Nadine Veillette President
ABITIBI GEOPHYSICS
"There is a noticeable change taking place in Québec's mining sector, with an increased interest in exploring new technologies and fostering innovative thinking."
What areas currently drive the most interest for Abitibi Geophysics’ services?
In 2022 and 2023, we experienced significant activity and a notable shift toward work related to critical minerals exploration. Companies that traditionally focused on gold are now turning their attention to lithium, as well as other critical metals like copper and nickel. This change has influenced our geophysical methods. Electromagnetics, particularly for base metals like copper, nickel, and zinc deposits, has been in high demand, while induced polarization has been commonly used for disseminated deposits like gold. We have also witnessed an increased demand for microgravity surveys and airborne drone magnetics.
How does Abitibi Geophysics determine the best approach to tackle projects?
We transitioned to Aerovision around 2015. Nowadays, we primarily focus on OreVision 2D & 3D IP and DasVision, which is a technique utilizing the distributed array system for a real 3D acquisition. This method has gained increasing popularity, especially in gold properties.
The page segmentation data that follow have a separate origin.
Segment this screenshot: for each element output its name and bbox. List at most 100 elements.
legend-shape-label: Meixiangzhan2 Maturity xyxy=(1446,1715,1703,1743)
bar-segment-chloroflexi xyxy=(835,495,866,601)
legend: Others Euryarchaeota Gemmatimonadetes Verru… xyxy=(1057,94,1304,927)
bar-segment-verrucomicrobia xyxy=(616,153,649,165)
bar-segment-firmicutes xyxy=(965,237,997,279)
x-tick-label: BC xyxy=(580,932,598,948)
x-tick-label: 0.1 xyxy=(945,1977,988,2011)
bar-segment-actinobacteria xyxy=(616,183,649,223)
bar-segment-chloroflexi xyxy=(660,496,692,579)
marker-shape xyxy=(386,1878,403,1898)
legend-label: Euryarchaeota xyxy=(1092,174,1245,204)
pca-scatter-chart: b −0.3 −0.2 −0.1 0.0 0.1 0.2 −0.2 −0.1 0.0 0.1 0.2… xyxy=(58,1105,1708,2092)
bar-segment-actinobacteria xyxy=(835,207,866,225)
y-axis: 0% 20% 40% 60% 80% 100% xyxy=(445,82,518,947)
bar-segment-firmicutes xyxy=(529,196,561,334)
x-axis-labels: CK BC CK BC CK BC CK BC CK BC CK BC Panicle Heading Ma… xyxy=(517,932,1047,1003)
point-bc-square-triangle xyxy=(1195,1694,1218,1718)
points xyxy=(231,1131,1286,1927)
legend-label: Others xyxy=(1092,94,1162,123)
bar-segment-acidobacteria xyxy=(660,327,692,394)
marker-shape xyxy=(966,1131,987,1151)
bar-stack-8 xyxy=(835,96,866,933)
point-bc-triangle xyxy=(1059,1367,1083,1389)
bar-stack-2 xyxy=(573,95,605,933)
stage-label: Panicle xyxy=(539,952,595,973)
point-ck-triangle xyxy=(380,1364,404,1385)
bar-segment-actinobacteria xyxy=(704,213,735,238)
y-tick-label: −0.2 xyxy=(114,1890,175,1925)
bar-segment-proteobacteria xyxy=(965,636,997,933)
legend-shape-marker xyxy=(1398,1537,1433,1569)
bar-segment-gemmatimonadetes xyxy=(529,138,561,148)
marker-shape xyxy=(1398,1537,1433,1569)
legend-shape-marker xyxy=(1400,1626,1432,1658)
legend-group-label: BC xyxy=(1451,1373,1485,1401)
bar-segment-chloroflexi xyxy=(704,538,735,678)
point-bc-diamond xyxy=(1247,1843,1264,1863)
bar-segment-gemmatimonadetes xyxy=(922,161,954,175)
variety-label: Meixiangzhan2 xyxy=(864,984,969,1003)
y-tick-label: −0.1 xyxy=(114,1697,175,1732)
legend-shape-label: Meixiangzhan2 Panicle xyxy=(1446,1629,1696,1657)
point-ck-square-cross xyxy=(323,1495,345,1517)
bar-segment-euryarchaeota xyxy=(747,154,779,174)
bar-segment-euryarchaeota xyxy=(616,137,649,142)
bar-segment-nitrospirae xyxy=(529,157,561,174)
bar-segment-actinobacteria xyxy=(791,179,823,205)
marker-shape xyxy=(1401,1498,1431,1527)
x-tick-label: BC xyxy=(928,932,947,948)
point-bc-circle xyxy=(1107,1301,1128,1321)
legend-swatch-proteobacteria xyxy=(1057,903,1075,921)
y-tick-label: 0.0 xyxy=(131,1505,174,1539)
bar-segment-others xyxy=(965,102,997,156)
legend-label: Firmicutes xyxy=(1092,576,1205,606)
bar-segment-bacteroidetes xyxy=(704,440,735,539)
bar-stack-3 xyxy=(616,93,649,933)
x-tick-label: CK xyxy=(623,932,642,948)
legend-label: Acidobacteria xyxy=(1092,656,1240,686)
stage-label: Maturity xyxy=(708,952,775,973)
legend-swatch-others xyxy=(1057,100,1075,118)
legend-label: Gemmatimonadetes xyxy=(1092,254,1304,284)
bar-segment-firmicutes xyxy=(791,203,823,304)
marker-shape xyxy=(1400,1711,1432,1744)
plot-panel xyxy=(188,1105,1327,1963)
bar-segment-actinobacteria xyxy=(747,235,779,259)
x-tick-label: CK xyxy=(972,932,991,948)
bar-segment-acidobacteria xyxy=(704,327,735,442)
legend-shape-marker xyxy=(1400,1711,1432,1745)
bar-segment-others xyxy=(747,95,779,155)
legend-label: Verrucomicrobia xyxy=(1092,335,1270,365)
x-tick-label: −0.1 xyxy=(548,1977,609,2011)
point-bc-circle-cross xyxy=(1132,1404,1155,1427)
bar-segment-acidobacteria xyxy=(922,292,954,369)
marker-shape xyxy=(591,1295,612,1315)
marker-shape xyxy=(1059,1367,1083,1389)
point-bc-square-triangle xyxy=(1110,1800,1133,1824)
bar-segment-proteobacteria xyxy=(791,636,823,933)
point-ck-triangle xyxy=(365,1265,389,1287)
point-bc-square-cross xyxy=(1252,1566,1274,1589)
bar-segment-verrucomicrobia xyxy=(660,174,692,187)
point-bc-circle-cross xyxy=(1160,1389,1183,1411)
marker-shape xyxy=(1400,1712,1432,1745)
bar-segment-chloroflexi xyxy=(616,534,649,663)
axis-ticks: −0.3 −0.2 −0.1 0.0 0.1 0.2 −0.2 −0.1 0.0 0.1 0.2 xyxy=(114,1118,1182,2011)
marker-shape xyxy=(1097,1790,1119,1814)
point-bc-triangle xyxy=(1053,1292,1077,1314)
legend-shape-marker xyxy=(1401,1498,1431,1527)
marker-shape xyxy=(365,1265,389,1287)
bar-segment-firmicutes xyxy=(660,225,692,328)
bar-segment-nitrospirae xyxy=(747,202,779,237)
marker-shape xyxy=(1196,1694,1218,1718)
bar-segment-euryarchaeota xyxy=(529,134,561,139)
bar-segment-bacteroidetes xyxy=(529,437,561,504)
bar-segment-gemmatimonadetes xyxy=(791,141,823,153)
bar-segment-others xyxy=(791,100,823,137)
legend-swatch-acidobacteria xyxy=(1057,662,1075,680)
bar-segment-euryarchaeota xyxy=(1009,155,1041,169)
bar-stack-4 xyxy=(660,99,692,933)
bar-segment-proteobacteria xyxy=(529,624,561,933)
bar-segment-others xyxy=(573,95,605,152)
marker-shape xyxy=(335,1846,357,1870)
Another popular technique is InfiniTEM, a loop configuration used in Time domain Electromagnetics methods, which are effective depending on the survey's geometry and configuration. For each project, we carefully consider the orientation and deposit type to determine the best approach. There is a noticeable change taking place in Québec's mining sector, with an increased interest in exploring new technologies and fostering innovative thinking.
Why do so many innovative solutions burgeon in Québec?
The rich geological history and abundance of mineral resources have been driving factors for the prominence of mining in the region. The Abitibi region, with its century-old gold mines, has established a strong mining heritage. The availability of skilled personnel for exploration and mining has been a result of this historical foundation. Additionally, Québec has a favorable jurisdiction and has made efforts to attract foreign investors, leading to an active presence of mining claims. The government has also invested in surveys and mapping projects, with organizations like SOQUEM contributing valuable data. The accessibility of public information through government platforms further enhances Québec's appeal as a hub for technical expertise. Recognizing the importance of community engagement, we actively participate in initiatives to connect with local communities and schools, not only in Québec but also in Thunder Bay where we have an office. Ensuring community awareness and involvement has become increasingly vital, and we actively promote the mining sector while engaging with diverse local stakeholders.
Will Abitibi Geophysics prioritize a specific direction to maintain a balance among different commodities?
Maintaining diversification is crucial in the mining industry due to its cyclical nature. While lithium may currently be in high demand, we cannot predict what will happen in the next 5 to 10 years if a new alternative for batteries emerges, potentially causing a significant drop in lithium demand. Therefore, it is essential for us to adapt and stay updated with evolving technologies while not neglecting other methods. We prioritize diversifying our offerings to ensure that we can provide clients with the best available method. Similarly, the volatile nature of commodity prices emphasizes the importance of flexibility and being prepared for uncertain market conditions in the future.
What are the key milestones and objectives that you aim to achieve within the next 12 months?
In the near term, one of our significant upcoming developments is working on our borehole TDEM offering. Based on the development of the ground ARMIT probe, we have developed a Borehole ARMIT probe for Time-Domain EM (TDEM) that simultaneously measures the B-field and dB/dt, setting it apart from existing market offerings that typically employ separate sensors for each. This innovation allows for improved measurements where the conductivity is variable from very good conductor to poor conductor. Additionally, the sensor's noise level has proven to be significantly lower than what is currently available on the market. This sensor marks the culmination of a three-year research program and will soon be available to our clients.
Simultaneously, we are engaged in a research project focused on enhancing our Induced Polarization (IP) methods. This involves rethinking all aspects, including more efficient injection techniques, developing a greener battery-operated transmitter, and improving inversion processes to deliver more accurate results. Collaboration with educational institutions allows us to integrate artificial intelligence into our processing, further enhancing our capabilities. We continually strive to push the boundaries of research and innovation.